European intelligence officials briefed in Israel on Iran’s nuclear archive

Israeli official says reveal of trove was timed to follow Macron, Merkel meetings with Trump ahead of decision on nuke deal. ‘Last week belonged to Europeans, this week was ours’

Prime Minister Benjamin Netanyahu gives a speech on files obtained by Israel he says proves Iran lied about its nuclear program, at the Defense Ministry in Tel Aviv, on April 30, 2018. (AFP Photo/Jack Guez)
Prime Minister Benjamin Netanyahu gives a speech on files obtained by Israel he says proves Iran lied about its nuclear program, at the Defense Ministry in Tel Aviv, on April 30, 2018. (AFP Photo/Jack Guez)

Intelligence officials from France, the UK and Germany visited Israel in recent days and were briefed on Israeli findings gleaned from a trove of captured Iranian documents on the Islamic republic’s past nuclear weapons development, Channel 10 news reported Saturday.

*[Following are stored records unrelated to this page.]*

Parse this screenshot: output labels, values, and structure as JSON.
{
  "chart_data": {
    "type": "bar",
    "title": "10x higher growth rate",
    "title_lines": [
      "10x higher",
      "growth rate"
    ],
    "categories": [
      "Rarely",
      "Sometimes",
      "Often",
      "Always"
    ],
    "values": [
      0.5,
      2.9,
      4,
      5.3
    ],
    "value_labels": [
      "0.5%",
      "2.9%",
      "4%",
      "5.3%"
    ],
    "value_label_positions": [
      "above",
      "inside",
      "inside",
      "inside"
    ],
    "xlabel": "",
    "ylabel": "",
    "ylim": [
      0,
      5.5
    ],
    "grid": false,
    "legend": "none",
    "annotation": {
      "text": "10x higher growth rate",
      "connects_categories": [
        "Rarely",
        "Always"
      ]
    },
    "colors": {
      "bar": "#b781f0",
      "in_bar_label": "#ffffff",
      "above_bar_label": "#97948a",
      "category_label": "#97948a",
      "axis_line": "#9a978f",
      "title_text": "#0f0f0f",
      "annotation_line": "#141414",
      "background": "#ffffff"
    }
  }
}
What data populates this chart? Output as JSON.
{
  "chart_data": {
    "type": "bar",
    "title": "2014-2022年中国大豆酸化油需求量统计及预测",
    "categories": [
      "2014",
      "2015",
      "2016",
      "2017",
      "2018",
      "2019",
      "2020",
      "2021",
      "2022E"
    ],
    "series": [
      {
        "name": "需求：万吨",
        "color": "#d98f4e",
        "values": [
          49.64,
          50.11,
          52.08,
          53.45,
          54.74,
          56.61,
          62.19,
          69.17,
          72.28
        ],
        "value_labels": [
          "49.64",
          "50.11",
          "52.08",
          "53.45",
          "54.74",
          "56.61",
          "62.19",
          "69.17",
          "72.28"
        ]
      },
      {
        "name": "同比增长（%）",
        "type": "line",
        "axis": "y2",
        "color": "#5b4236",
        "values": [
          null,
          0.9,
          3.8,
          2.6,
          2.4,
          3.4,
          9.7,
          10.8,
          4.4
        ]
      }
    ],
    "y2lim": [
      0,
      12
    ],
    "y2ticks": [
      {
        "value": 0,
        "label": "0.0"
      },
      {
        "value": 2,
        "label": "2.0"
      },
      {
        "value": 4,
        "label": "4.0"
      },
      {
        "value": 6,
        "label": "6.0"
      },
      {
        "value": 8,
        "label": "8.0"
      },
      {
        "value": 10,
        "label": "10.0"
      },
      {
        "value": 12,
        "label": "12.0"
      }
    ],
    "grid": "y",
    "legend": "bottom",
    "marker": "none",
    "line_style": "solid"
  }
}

An unnamed Israeli official told the TV station the entirety of the materials obtained by Israel in a daring Mossad operation will be provided next week to the three countries, as well as to the UN nuclear watchdog — the International Atomic Energy Agency.

Prime Minister Benjamin Netanyahu revealed on Monday that Israeli spies had smuggled out of Iran some 100,000 archived documents and files detailing Tehran’s nuclear weapons ambitions and research in the years prior to the signing of the deal.

US President Donald Trump has set a May 12 deadline to “fix or nix” the deal.

The senior official said Israel had coordinated its reveal of the nuclear documents with the White House, timing Netanyahu’s press briefing to follow Trump’s meetings with German Chancellor Angela Merkel and French President Emanuelle Macron — who both sought to convince the US leader not to leave the accord.

“We stand before a critical decision by Trump regarding the nuclear agreement,” the official told Channel 10. “Last week belonged to the Europeans, this week was ours.”

On Friday Netanyahu spoke with three key international leaders about the Iranian nuclear archives, his office said, as he sought to garner further support for his call to “fix” or “nix” the Iran nuclear deal.

Netanyahu spoke with Australian Prime Minister Malcolm Turnbull, Indian Prime Minister Narendra Modi and British Prime Minister Theresa May. His office said he “discussed regional issues with the world leaders and also updated them on the important material that he revealed regarding the Iranian nuclear archive.”

Earlier in the week Netanyahu spoke to Merkel, Macron and Russian President Vladimir Putin to update them about the Mossad’s findings.

During an at-times-theatrical presentation Monday evening, Netanyahu showcased an enormous trove of Iranian documents that he said proved the existence of Iran’s Project Amad, which it froze in 2003.

Earlier this year, Mossad agents managed to obtain and smuggle into Israel 55,000 paper documents and 183 CDs with another 55,000 documents that seemed to shore up the international community’s longstanding suspicion that the Islamic republic was investing great efforts in building a nuclear weapon.

“What happened in the last weeks is we turned questions marks into exclamation marks,” Netanyahu said. “We uncovered things we believed were true but couldn’t prove, and also discovered new things regarding Iran’s nuclear weapons program.”

Commenting on the expectation that the United States will pull out of the Iran nuclear deal on May 12, he added: “The decision is President [Donald] Trump’s decision alone. He’s a leader who knows to take decisions, and he takes them.”